Considerando que compete à ANP regular as atividades relativas à indústria do petróleo, gás natural e seus derivados e biocombustíveis e, na proteção dos interesses dos consumidores, no que diz respeito a preço, qualidade e oferta de produtos, estabelecer as especificações dos combustíveis no Brasil;

Considerando as constantes evoluções tecnológicas dos motores e aeronaves, bem como das metodologias de avaliação do querosene de aviação que demandam alterações sistemáticas na sua especificação; e

Considerando a necessidade da adequação da especificação brasileira do querosene de aviação aos padrões internacionais devido ao caráter específico de sua utilização,

Resolve:

Art. 1º Fica estabelecida, por meio da presente Resolução, a especificação do querosene de aviação, destinado exclusivamente ao consumo em turbinas de aeronaves, comercializado por produtores, importadores, distribuidores e revendedores, em todo o território nacional, consoante as disposições contidas no Regulamento Técnico ANP nº 6/2009, parte integrante desta Resolução.

Art. 2º Para fins desta Resolução ficam estabelecidas as seguintes definições:

I - Certificado da Qualidade: documento da qualidade emitido pelo produtor e pela firma inspetora contratada pelo importador, que deve conter todas as informações e os resultados da análise das características do produto, constantes no Regulamento Técnico, parte integrante desta Resolução;

(Nota)

II - Boletim de Conformidade: documento da qualidade emitido pelo distribuidor de combustível de aviação, o qual deve conter, no mínimo, os resultados da análise requerida nesta Resolução, para cada tipo de operação;

III - Registro da Análise da Qualidade: documento da qualidade emitido pelo revendedor de combustível de aviação ou pelo distribuidor, quando o sistema for dedicado, o qual deve conter, no mínimo, os resultados de aparência (aspecto e cor), água não dissolvida (visual e por detector químico) e massa específica;

IV - Batelada: quantidade segregada de combustível de aviação que possa ser caracterizada por um "Certificado da Qualidade", "Boletim de Conformidade" ou "Registro da Análise da Qualidade";

V - Sistema dedicado: sistema de manuseio de combustível de aviação, compreendendo linhas, bombas, filtros, entre outros, pelo qual é escoado exclusivamente um tipo de combustível de aviação, com exceção de balsas.

Art. 3º Os agentes econômicos autorizados pela ANP a exercerem as atividades de produção, importação, distribuição e revenda de combustíveis de aviação deverão atender aos requerimentos contidos na norma da Associação Brasileira de Normas Técnicas ABNT NBR 15216 - Controle da qualidade no armazenamento, transporte e abastecimento de combustíveis de aviação, ou edições posteriores que venham a substituí-la.

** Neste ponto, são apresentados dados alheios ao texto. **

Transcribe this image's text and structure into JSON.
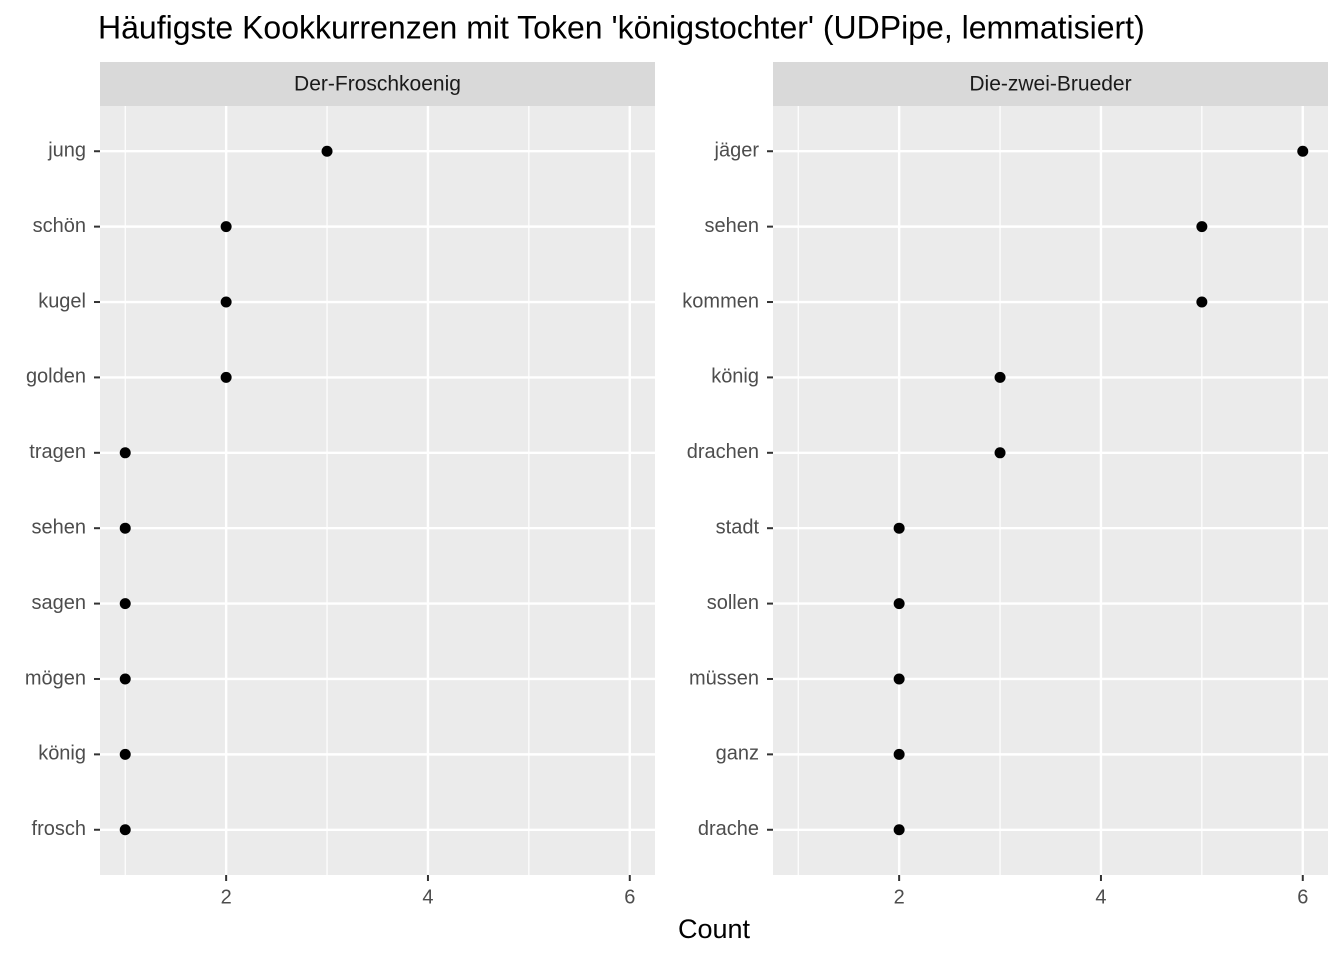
{
  "chart_data": {
    "type": "dot",
    "title": "Häufigste Kookkurrenzen mit Token 'königstochter' (UDPipe, lemmatisiert)",
    "xlabel": "Count",
    "xlim": [
      0.75,
      6.25
    ],
    "xticks": [
      2,
      4,
      6
    ],
    "xminor_ticks": [
      1,
      3,
      5
    ],
    "grid": true,
    "color": "#000000",
    "panels": [
      {
        "title": "Der-Froschkoenig",
        "categories": [
          "jung",
          "schön",
          "kugel",
          "golden",
          "tragen",
          "sehen",
          "sagen",
          "mögen",
          "könig",
          "frosch"
        ],
        "values": [
          3,
          2,
          2,
          2,
          1,
          1,
          1,
          1,
          1,
          1
        ]
      },
      {
        "title": "Die-zwei-Brueder",
        "categories": [
          "jäger",
          "sehen",
          "kommen",
          "könig",
          "drachen",
          "stadt",
          "sollen",
          "müssen",
          "ganz",
          "drache"
        ],
        "values": [
          6,
          5,
          5,
          3,
          3,
          2,
          2,
          2,
          2,
          2
        ]
      }
    ]
  }
}
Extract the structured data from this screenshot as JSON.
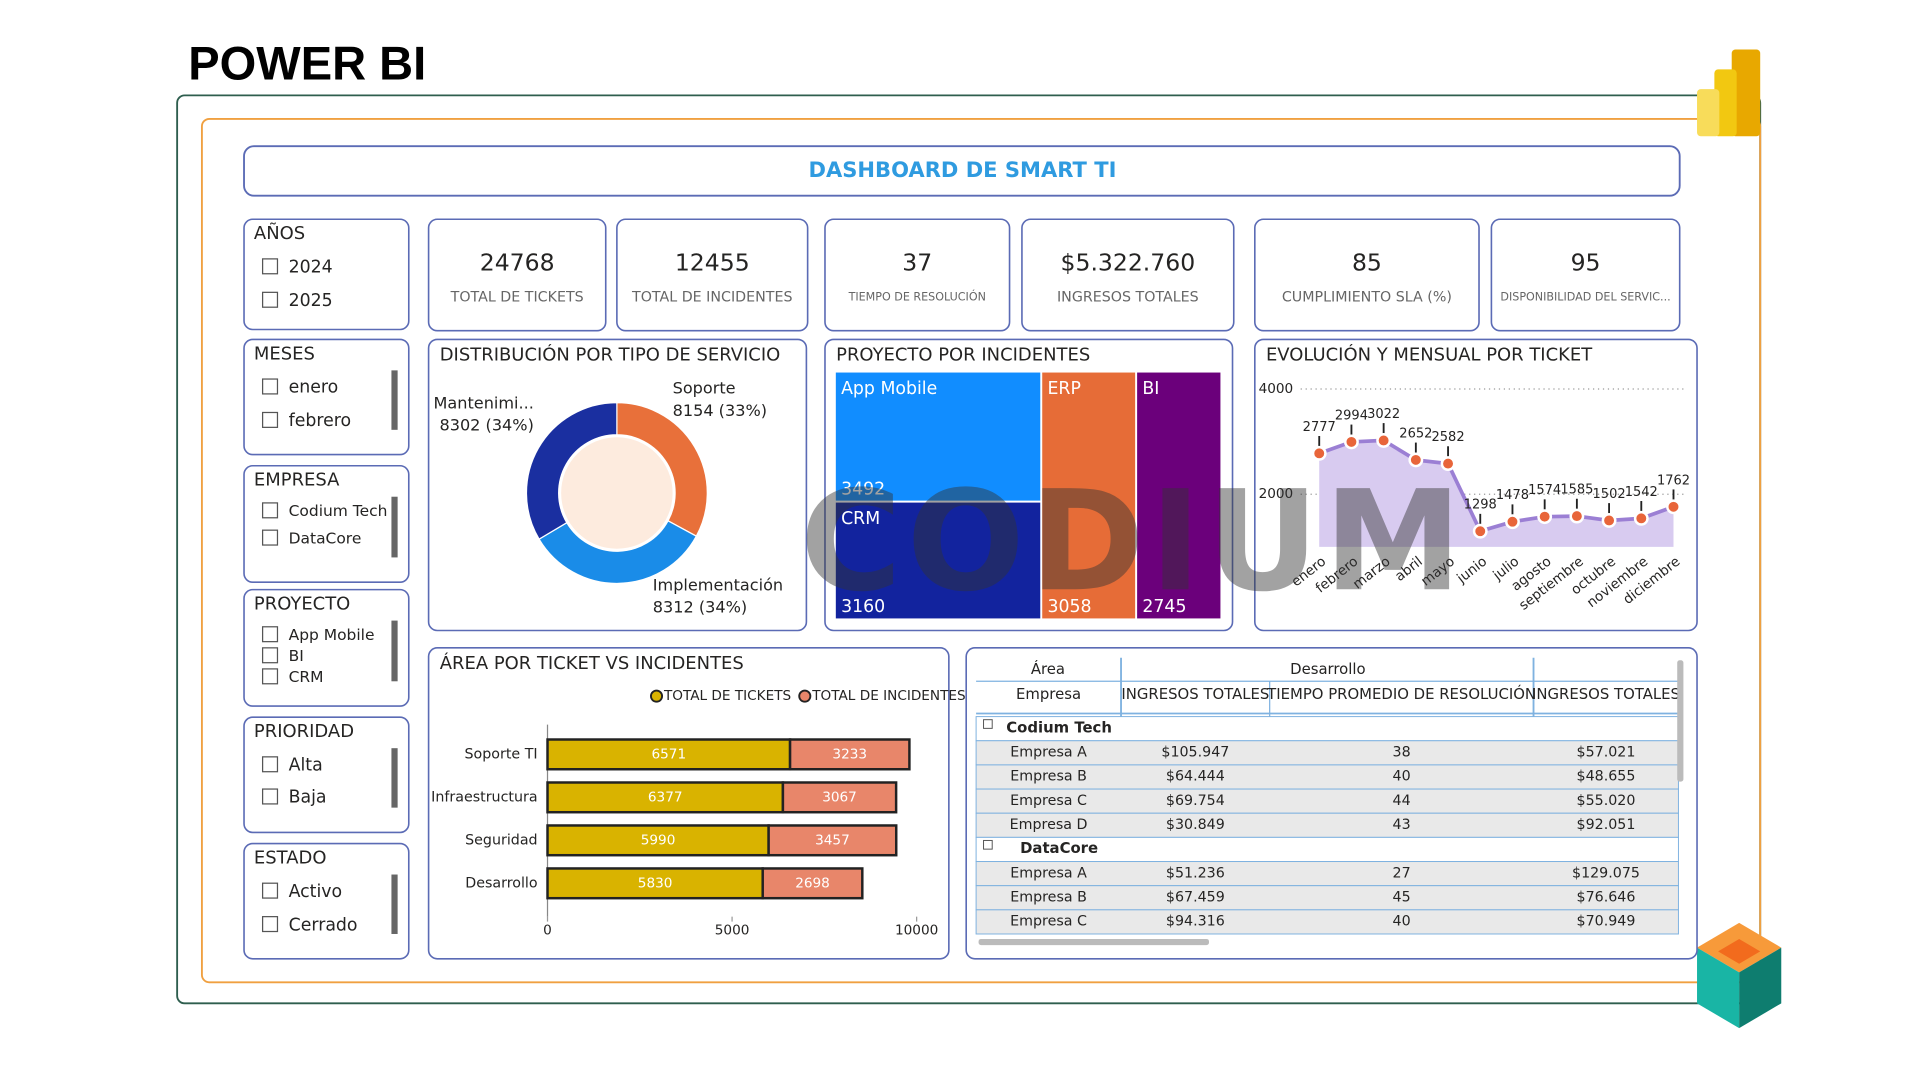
{
  "header": {
    "title": "POWER BI"
  },
  "dashboard": {
    "title": "DASHBOARD DE SMART TI",
    "watermark": "CODIUM"
  },
  "slicers": [
    {
      "title": "AÑOS",
      "items": [
        "2024",
        "2025"
      ]
    },
    {
      "title": "MESES",
      "items": [
        "enero",
        "febrero"
      ]
    },
    {
      "title": "EMPRESA",
      "items": [
        "Codium Tech",
        "DataCore"
      ]
    },
    {
      "title": "PROYECTO",
      "items": [
        "App Mobile",
        "BI",
        "CRM"
      ]
    },
    {
      "title": "PRIORIDAD",
      "items": [
        "Alta",
        "Baja"
      ]
    },
    {
      "title": "ESTADO",
      "items": [
        "Activo",
        "Cerrado"
      ]
    }
  ],
  "kpis": [
    {
      "value": "24768",
      "label": "TOTAL DE TICKETS"
    },
    {
      "value": "12455",
      "label": "TOTAL DE INCIDENTES"
    },
    {
      "value": "37",
      "label": "TIEMPO DE RESOLUCIÓN"
    },
    {
      "value": "$5.322.760",
      "label": "INGRESOS TOTALES"
    },
    {
      "value": "85",
      "label": "CUMPLIMIENTO SLA (%)"
    },
    {
      "value": "95",
      "label": "DISPONIBILIDAD DEL SERVIC..."
    }
  ],
  "chart_data": [
    {
      "type": "pie",
      "title": "DISTRIBUCIÓN POR TIPO DE SERVICIO",
      "donut": true,
      "categories": [
        "Soporte",
        "Implementación",
        "Mantenimi..."
      ],
      "values": [
        8154,
        8312,
        8302
      ],
      "value_labels": [
        "8154 (33%)",
        "8312 (34%)",
        "8302 (34%)"
      ],
      "colors": [
        "#e8703a",
        "#1a8ce8",
        "#1a2fa0"
      ]
    },
    {
      "type": "treemap",
      "title": "PROYECTO POR INCIDENTES",
      "categories": [
        "App Mobile",
        "CRM",
        "ERP",
        "BI"
      ],
      "values": [
        3492,
        3160,
        3058,
        2745
      ],
      "colors": [
        "#118dff",
        "#12239e",
        "#e66c37",
        "#6b007b"
      ]
    },
    {
      "type": "area",
      "title": "EVOLUCIÓN Y MENSUAL POR TICKET",
      "categories": [
        "enero",
        "febrero",
        "marzo",
        "abril",
        "mayo",
        "junio",
        "julio",
        "agosto",
        "septiembre",
        "octubre",
        "noviembre",
        "diciembre"
      ],
      "values": [
        2777,
        2994,
        3022,
        2652,
        2582,
        1298,
        1478,
        1574,
        1585,
        1502,
        1542,
        1762
      ],
      "ylim": [
        1000,
        4000
      ],
      "yticks": [
        2000,
        4000
      ],
      "grid": true,
      "color": "#9b7fd4",
      "fill": "#d8cbf0",
      "marker_color": "#e8653a"
    },
    {
      "type": "bar",
      "orientation": "horizontal",
      "stacked": true,
      "title": "ÁREA POR TICKET VS INCIDENTES",
      "categories": [
        "Soporte TI",
        "Infraestructura",
        "Seguridad",
        "Desarrollo"
      ],
      "series": [
        {
          "name": "TOTAL DE TICKETS",
          "color": "#d9b300",
          "values": [
            6571,
            6377,
            5990,
            5830
          ]
        },
        {
          "name": "TOTAL DE INCIDENTES",
          "color": "#e8866a",
          "values": [
            3233,
            3067,
            3457,
            2698
          ]
        }
      ],
      "xlim": [
        0,
        10000
      ],
      "xticks": [
        0,
        5000,
        10000
      ],
      "legend": "top-right"
    }
  ],
  "table": {
    "header_rows": [
      [
        "Área",
        "Desarrollo"
      ],
      [
        "Empresa",
        "INGRESOS TOTALES",
        "TIEMPO PROMEDIO DE RESOLUCIÓN",
        "INGRESOS TOTALES"
      ]
    ],
    "groups": [
      {
        "name": "Codium Tech",
        "rows": [
          [
            "Empresa A",
            "$105.947",
            "38",
            "$57.021"
          ],
          [
            "Empresa B",
            "$64.444",
            "40",
            "$48.655"
          ],
          [
            "Empresa C",
            "$69.754",
            "44",
            "$55.020"
          ],
          [
            "Empresa D",
            "$30.849",
            "43",
            "$92.051"
          ]
        ]
      },
      {
        "name": "DataCore",
        "rows": [
          [
            "Empresa A",
            "$51.236",
            "27",
            "$129.075"
          ],
          [
            "Empresa B",
            "$67.459",
            "45",
            "$76.646"
          ],
          [
            "Empresa C",
            "$94.316",
            "40",
            "$70.949"
          ]
        ]
      }
    ]
  }
}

Art. 4º O produtor de querosene de aviação deverá analisar uma amostra representativa da batelada a ser comercializada e emitir o Certificado da Qualidade, que deverá ser mantido sob sua guarda pelo prazo mínimo de 12 (doze) meses.

(Nota)

Parágrafo único. O Certificado da Qualidade do produto comercializado deverá ter numeração seqüencial anual e ser firmado pelo químico responsável pelas análises laboratoriais realizadas, com indicação legível de seu nome e número da inscrição no órgão de classe, inclusive no caso de cópia emitida eletronicamente.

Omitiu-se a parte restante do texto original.